Thanks for the introduction to Twitter Commons! I've used Dropwizard in the past and loved it. It seems like the shared libraries of both frameworks -- Jetty, Jersey, and Jackson -- provide them with an equally strong foundation. Guice seems to be provided by default in Twitter Commons whereas it's provided via a separate module in Dropwizard, so that's more or less another commonality between them. Can anyone describe differences or pros/cons between using these two frameworks? (Similarly, who was being referenced in the phrase "an opinionated framework that forces certain patterns on you")?
This would be a far better article if it was interwoven with actual code examples. Otherwise, you'd have to switch back and forth between a copy and their code and the blog page to actually grok what they're talking about.

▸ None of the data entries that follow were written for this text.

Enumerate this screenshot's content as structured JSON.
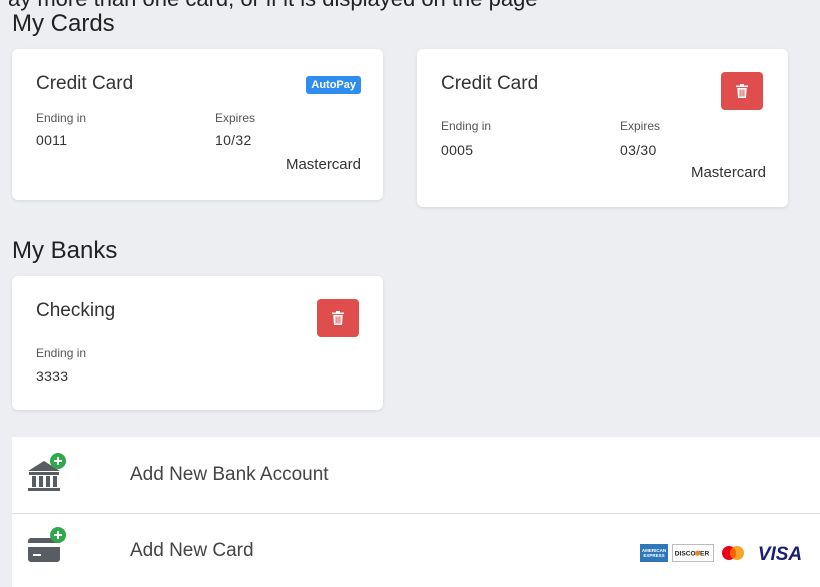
{
  "top_clip_text": "ay more than one card, or if it is displayed on the page",
  "cards_section": {
    "title": "My Cards",
    "cards": [
      {
        "title": "Credit Card",
        "badge": "AutoPay",
        "ending_label": "Ending in",
        "ending_value": "0011",
        "expires_label": "Expires",
        "expires_value": "10/32",
        "brand": "Mastercard"
      },
      {
        "title": "Credit Card",
        "ending_label": "Ending in",
        "ending_value": "0005",
        "expires_label": "Expires",
        "expires_value": "03/30",
        "brand": "Mastercard",
        "action_icon": "trash-icon"
      }
    ]
  },
  "banks_section": {
    "title": "My Banks",
    "banks": [
      {
        "title": "Checking",
        "ending_label": "Ending in",
        "ending_value": "3333",
        "action_icon": "trash-icon"
      }
    ]
  },
  "actions": {
    "add_bank": {
      "label": "Add New Bank Account",
      "icon": "bank-add-icon"
    },
    "add_card": {
      "label": "Add New Card",
      "icon": "card-add-icon"
    }
  },
  "accepted_cards": [
    "amex",
    "discover",
    "mastercard",
    "visa"
  ],
  "accepted_cards_text": {
    "amex": "AMERICAN EXPRESS",
    "discover": "DISCOVER",
    "visa": "VISA"
  },
  "colors": {
    "background": "#eceef1",
    "autopay_badge": "#2f8cf0",
    "delete_button": "#e04d4d",
    "icon_gray": "#585d63",
    "plus_green": "#2ea84a",
    "visa_blue": "#1a1f71"
  }
}
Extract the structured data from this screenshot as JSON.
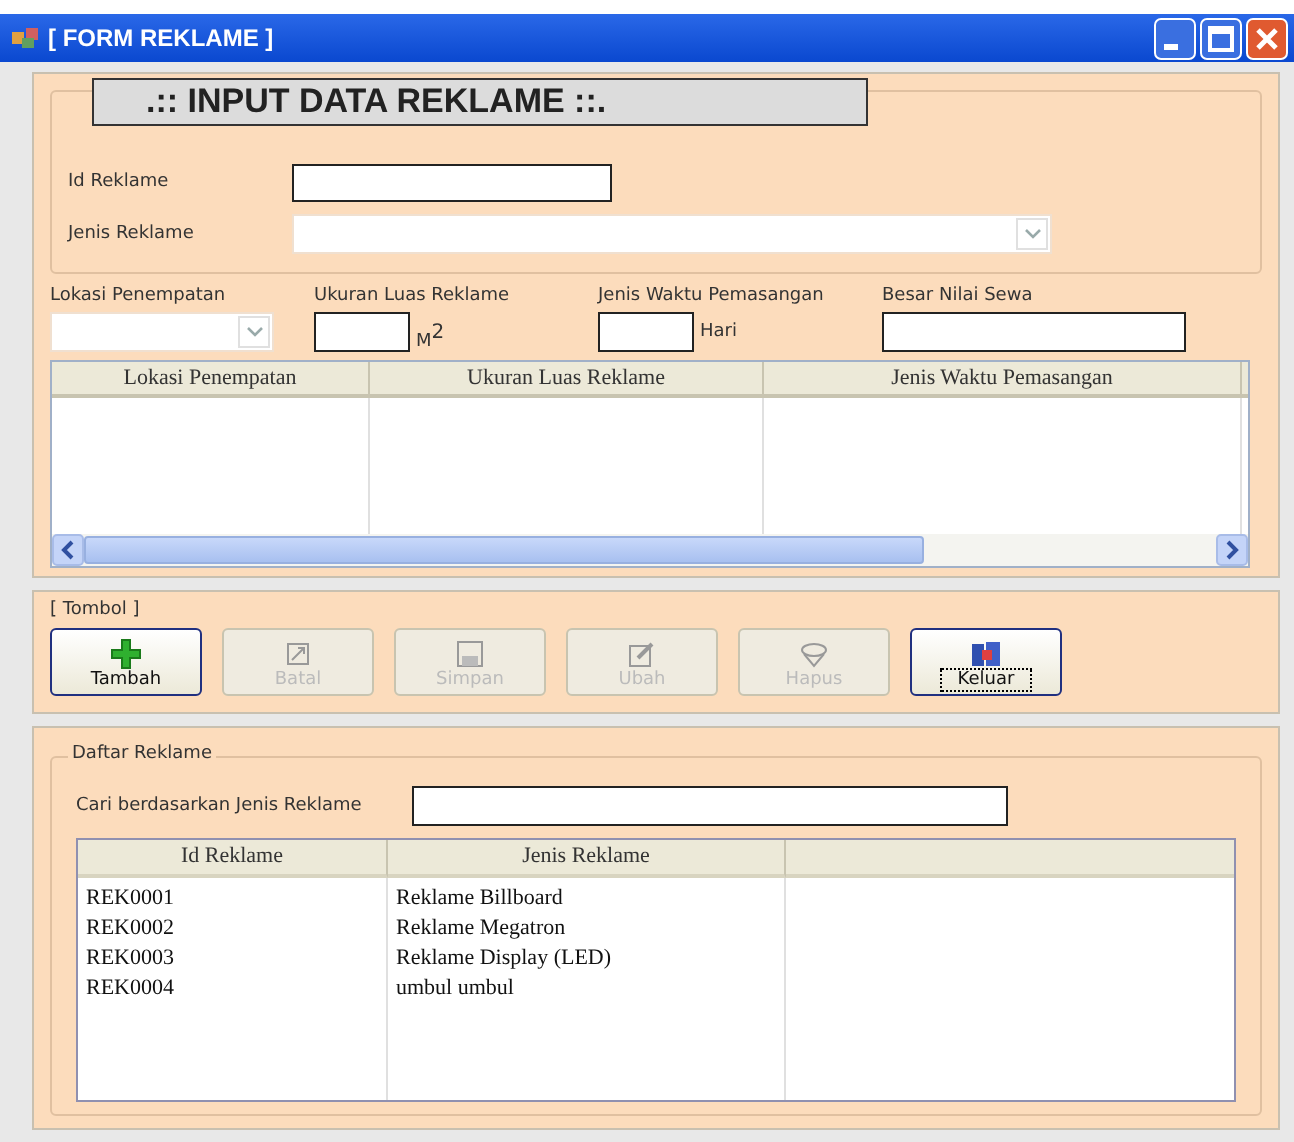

Please, if you're starting a new Java project, and have any say at all in the build process, don't use Maven. Go with Ant. You'll thank yourself later, and anyone else who ever has to build the project will also thank you.
Personally, I can't begin to describe the awfulness of Maven in words. I'd sooner use makefiles and shell scripts, or manually type in build commands written in pen on a stack of notecards.
But you don't have to take my word for it; here's an SO discussion about how much Maven sucks:
I haven't played with Restlet. From my experience Jersey's magic sauce is its annotations. Jersey's featured set of annotations can allow for expressive source code. Basically I can create and define my API with less boilerplate source code.